Most of the time, I try to keep my own prejudices out of the reviews I write, trying to stick purely to discussing what a product’s contents are, along with some fairly objective thoughts on them. I do so because I recognize that my opinions are just that – my opinions, which likely won’t mean much to someone else with their own opinions when they read what I’ve written. As such, I attempt (with relative success) to not let these reviews become my own personal sounding boards.
However, I find that I can’t help but do just that with Empty Room Studios’ product, Dictionary of the Vulgar Tongue.
Before anything else, though, let’s cover the book’s technical aspects. Weighing in at just under three hundred pages, the Dictionary of the Vulgar Tongue dedicates almost all of its pages to its contents, having only two pages of ads (one at the beginning and one at the end) and the front cover. There are helpful bookmarks that link you to each alphabetical section, and notwithstanding the covers and ads, the only illustrations here are the very light grey images of intertwined vines along the sides of each page.
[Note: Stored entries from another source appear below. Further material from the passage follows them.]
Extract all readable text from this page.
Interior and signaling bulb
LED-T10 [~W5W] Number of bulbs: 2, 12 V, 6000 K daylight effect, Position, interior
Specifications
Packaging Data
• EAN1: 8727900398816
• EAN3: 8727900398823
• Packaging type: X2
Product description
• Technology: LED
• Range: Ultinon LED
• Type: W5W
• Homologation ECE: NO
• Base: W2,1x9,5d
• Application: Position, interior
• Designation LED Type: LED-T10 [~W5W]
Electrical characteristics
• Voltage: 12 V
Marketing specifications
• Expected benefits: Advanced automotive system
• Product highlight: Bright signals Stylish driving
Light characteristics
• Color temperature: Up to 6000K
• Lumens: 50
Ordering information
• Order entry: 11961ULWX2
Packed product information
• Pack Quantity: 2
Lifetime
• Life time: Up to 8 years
The major problem I had with the Dictionary of the Vulgar Tongue is that, strictly speaking, it’s not a dictionary; it’s a glossary. Simply put, each page has a listing of terms (spelled out in capital letters) with the definition written after it in lowercase. Rarely, a definition will have a SEE reference to another term, or even explain the term’s derivation. But for the most part there is only page after page of terms, all listed in alphabetical order, with a sentence or two explaining what the terms mean.
That’s it. There’s no pronunciation guide, no word derivation, no part of speech indicator, no alternative spellings for how the word appears as other parts of speech, no synonyms or antonyms… no anything else that you’d find in a real dictionary. Perhaps I’m being pedantic, but that undercuts a lot of usefulness here. For example, given that all of these are slang terms that people once actually used, it’d be cool to know the derivation, as well as the time and place, that they were used so that you could tailor these to similarly-themed countries in your campaign world, lending it greater verisimilitude. But there’s none of that information here, so you can’t.
Another aspect of this book that I took issue with is how you’ll quite likely want to use it in the opposite manner from how it’s laid out. That is, I found myself with a specific definition in mind, and wanted to find slang terms for it, but being a glossary, the book is laid out via the terms, making a definition-based search difficult at best. For example, if I wanted to find a slang term for “prostitute,” I’d basically just have to read through the book until I found terms that had that as part of their definition. I was able to do a word search, but my results changed depending on if I searched “prostitute,” “hooker,” “streetwalker,” or any other similar term. This product is much more useful if you have a specific word in mind, rather than a specific meaning.
The Dictionary of the Vulgar Tongue isn’t a bad book, per se. Rather, it runs up against issues that have plagued definition-based lexicons for centuries, and these sharply limit its usefulness. More could have, and I think should have, been done here – without this extra work, the resource value of this book is lessened, to the point where I think calling it a “dictionary” is giving it too much credit. Trying to make this book return the information I wanted it to often gave me a vulgar tongue, and hence the score I gave it.